Nu eiseres niet ten minste zes maanden voorafgaande aan het op 22 september 1998 ingediende eerste verzoek tot verplichtstelling over een eigen pensioenregeling beschikte heeft de stichting terecht geweigerd vrijstelling op de voet van artikel 2 van het Vrijstellings- en boetebesluit te verlenen. Het beroep is derhalve ongegrond.
- 9.
Ten aanzien van de door eiseres aangekondigde procedure bij de kantonrechter merkt de rechtbank op dat haar oordeel dat eiseres onder de verplichtstelling valt in zoverre een voorlopig oordeel is ter beoordeling van de bevoegdheid van de stichting tot het nemen van een besluit in de zin van artikel 13 van de Wet Bpf 2000 en dat – gelet op het stelsel van rechtsbescherming dat volgt uit de artikelen 13, 21, 25 en 26 van de Wet Bpf 2000 – het uiteindelijke oordeel van de burgerlijke rechter betreffende aansluiting en premieplicht maatgevend zal zijn (vgl. Rb. Rotterdam 30 juni 2005, LJN AT8725).
- 10.
Voor een proceskostenveroordeling bestaat geen aanleiding.
Beslissing
De rechtbank verklaart het beroep ongegrond.

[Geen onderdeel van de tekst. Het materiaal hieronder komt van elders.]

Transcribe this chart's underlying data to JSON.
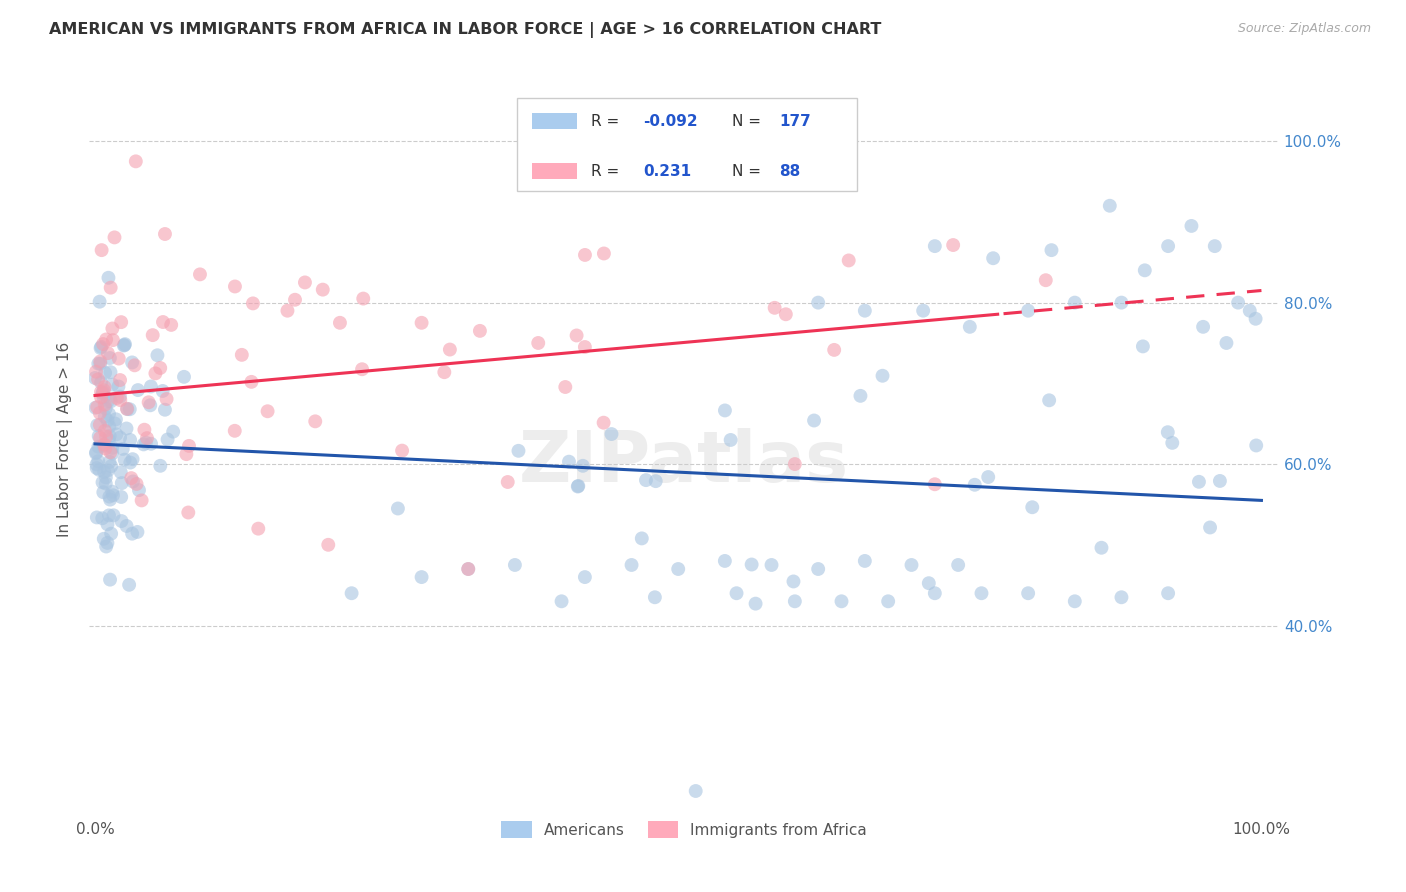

Deze uitspraak is gedaan door mr. L.A.C. van Nifterick, rechter, in aanwezigheid van mr. dr. R. Stijnen, griffier. De beslissing is in het openbaar uitgesproken op 19 juli 2012.
griffier rechter
Afschrift verzonden aan partijen op:
Rechtsmiddel
Tegen deze uitspraak kan binnen zes weken na de dag van verzending daarvan hoger beroep worden ingesteld bij het College van Beroep voor het bedrijfsleven.